BACKGROUND: The role of favipiravir in preventing disease progression in coronavirus disease 2019 (COVID-19) remains uncertain. We aimed to determine its effect in preventing disease progression from nonhypoxia to hypoxia among high-risk COVID-19 patients. METHODS: This was an open-label, randomized clinical trial conducted at 14 public hospitals across Malaysia (February-July 2021) among 500 symptomatic, RT-PCR-confirmed COVID-19 patients, aged ≥50 years with ≥1 comorbidity, and hospitalized within first 7 days of illness. Patients were randomized 1:1 to favipiravir plus standard care or standard care alone. Favipiravir was administered at 1800 mg 2×/day on day 1 followed by 800 mg 2×/day until day 5. The primary endpoint was rate of clinical progression from nonhypoxia to hypoxia.
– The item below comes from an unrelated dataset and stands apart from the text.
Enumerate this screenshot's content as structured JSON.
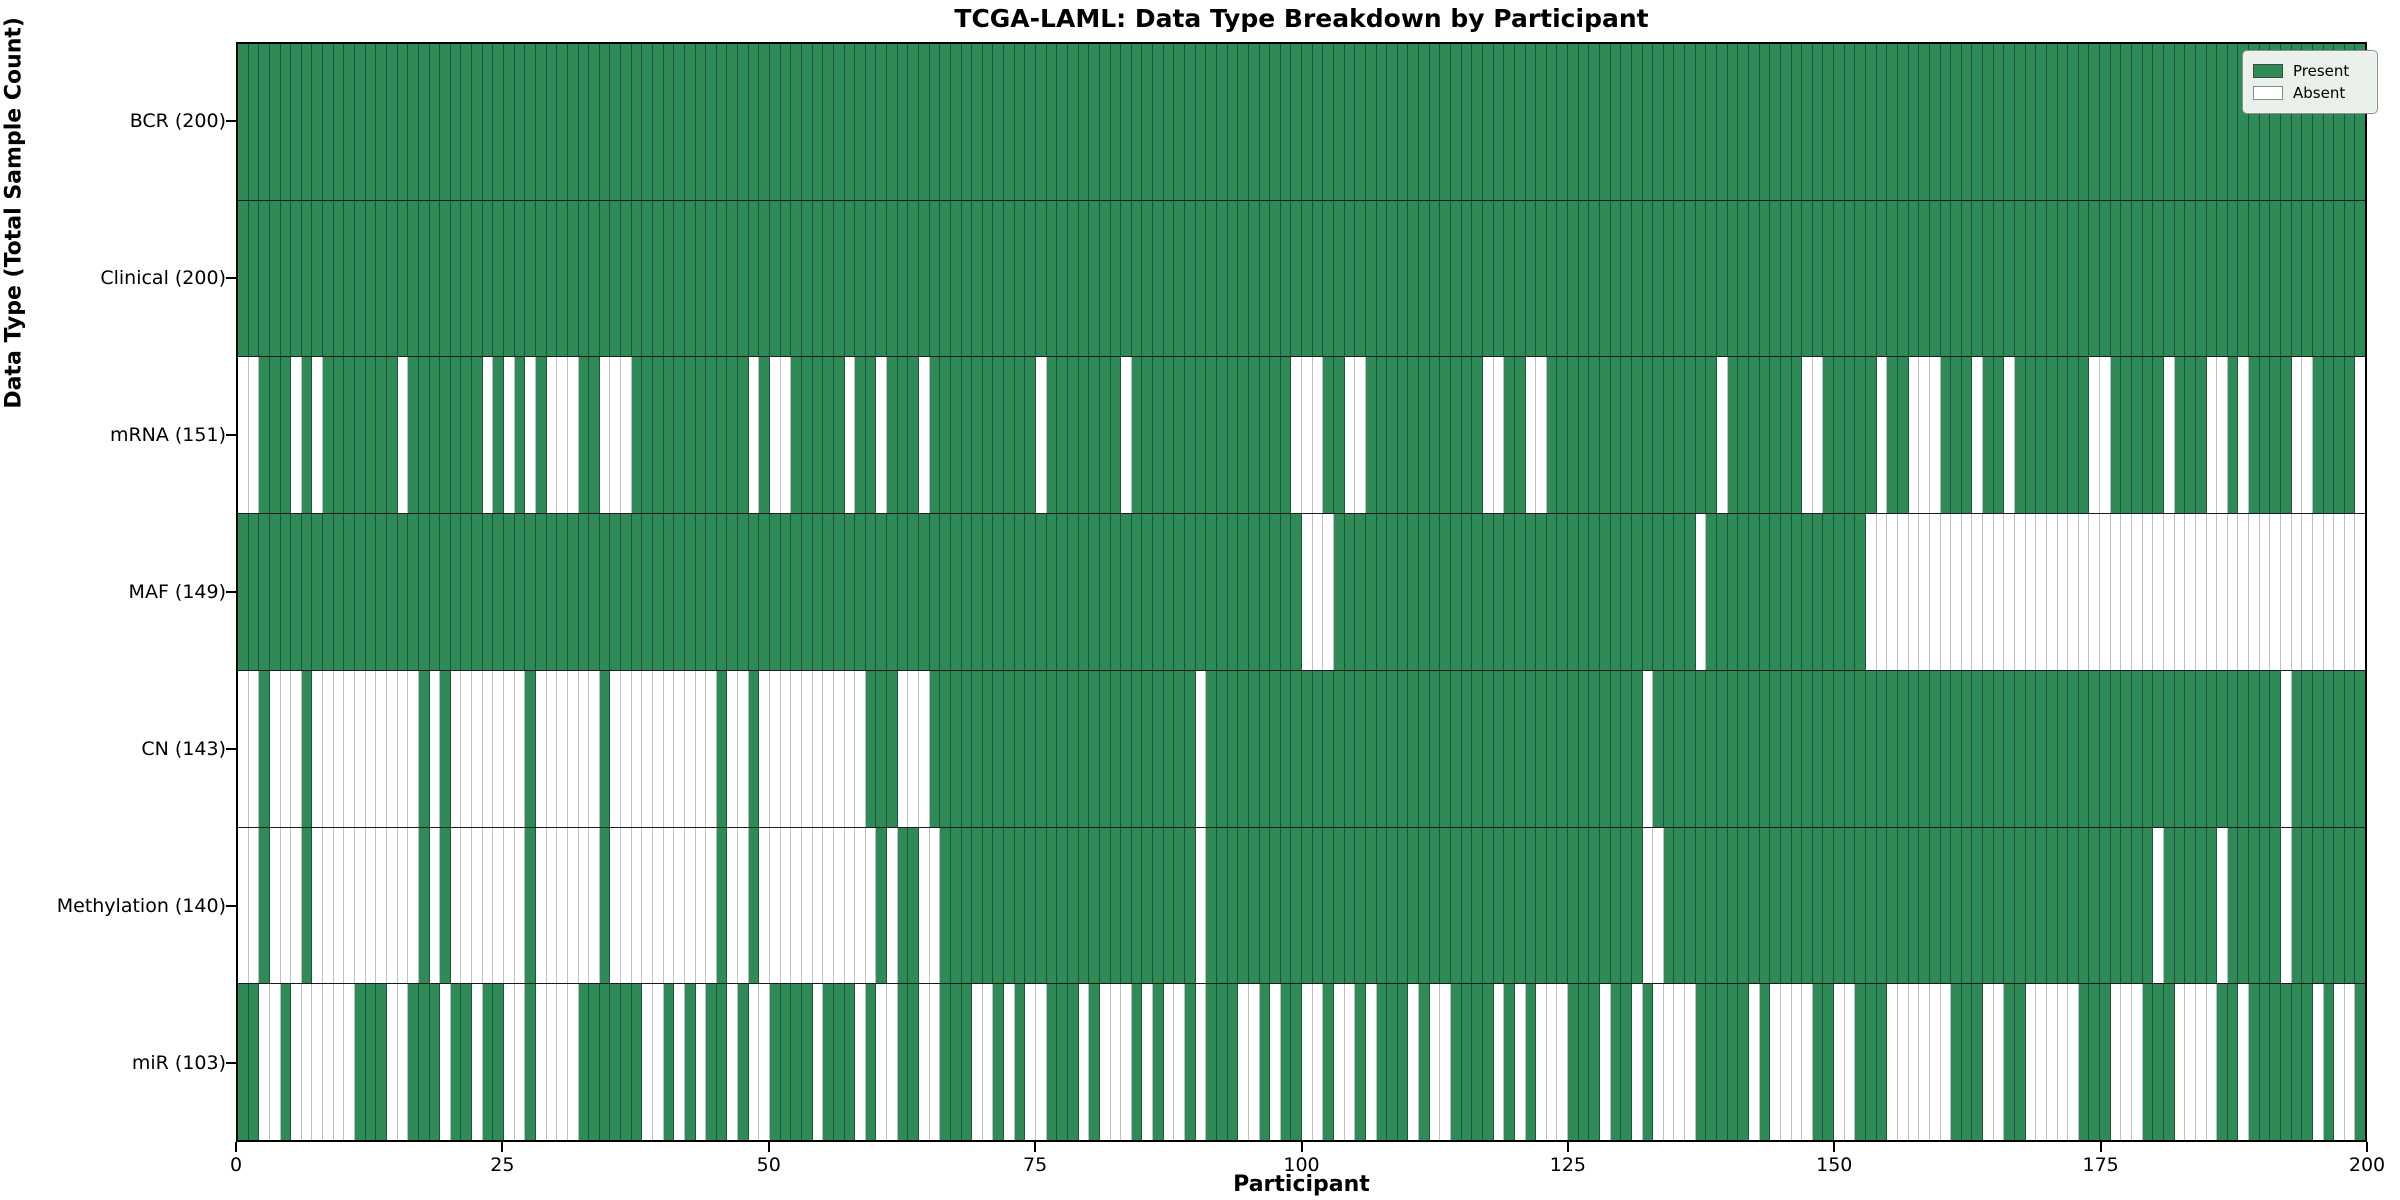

Secondary outcomes included rates of mechanical ventilation, intensive care unit (ICU) admission, and in-hospital mortality. RESULTS: Of 500 patients randomized (mean [SD] age, 62.5 [8.0] years; 258 women [51.6%]; 251 [50.2%] had COVID-19 pneumonia), 487 (97.4%) patients completed the trial. Clinical progression to hypoxia occurred in 46 (18.4%) patients on favipiravir plus standard care and 37 (14.8%) on standard care alone (OR, 1.30; 95% CI: .81-2.09; P = .28). All 3 prespecified secondary endpoints were similar between both groups. Mechanical ventilation occurred in 6 (2.4%) vs 5 (2.0%) (OR, 1.20; 95% CI: .36-4.23; P = .76), ICU admission in 13 (5.2%) vs 12 (4.8%) (OR, 1.09; 95% CI: .48-2.47; P = .84), and in-hospital mortality in 5 (2.0%) vs 0 (OR, 12.54; 95% CI: .76-207.84; P = .08) patients. CONCLUSIONS: Among COVID-19 patients at high risk of disease progression, early treatment with oral favipiravir did not prevent their disease progression from nonhypoxia to hypoxia. CLINICAL TRIALS REGISTRATION: ClinicalTrials.gov (NCT04818320).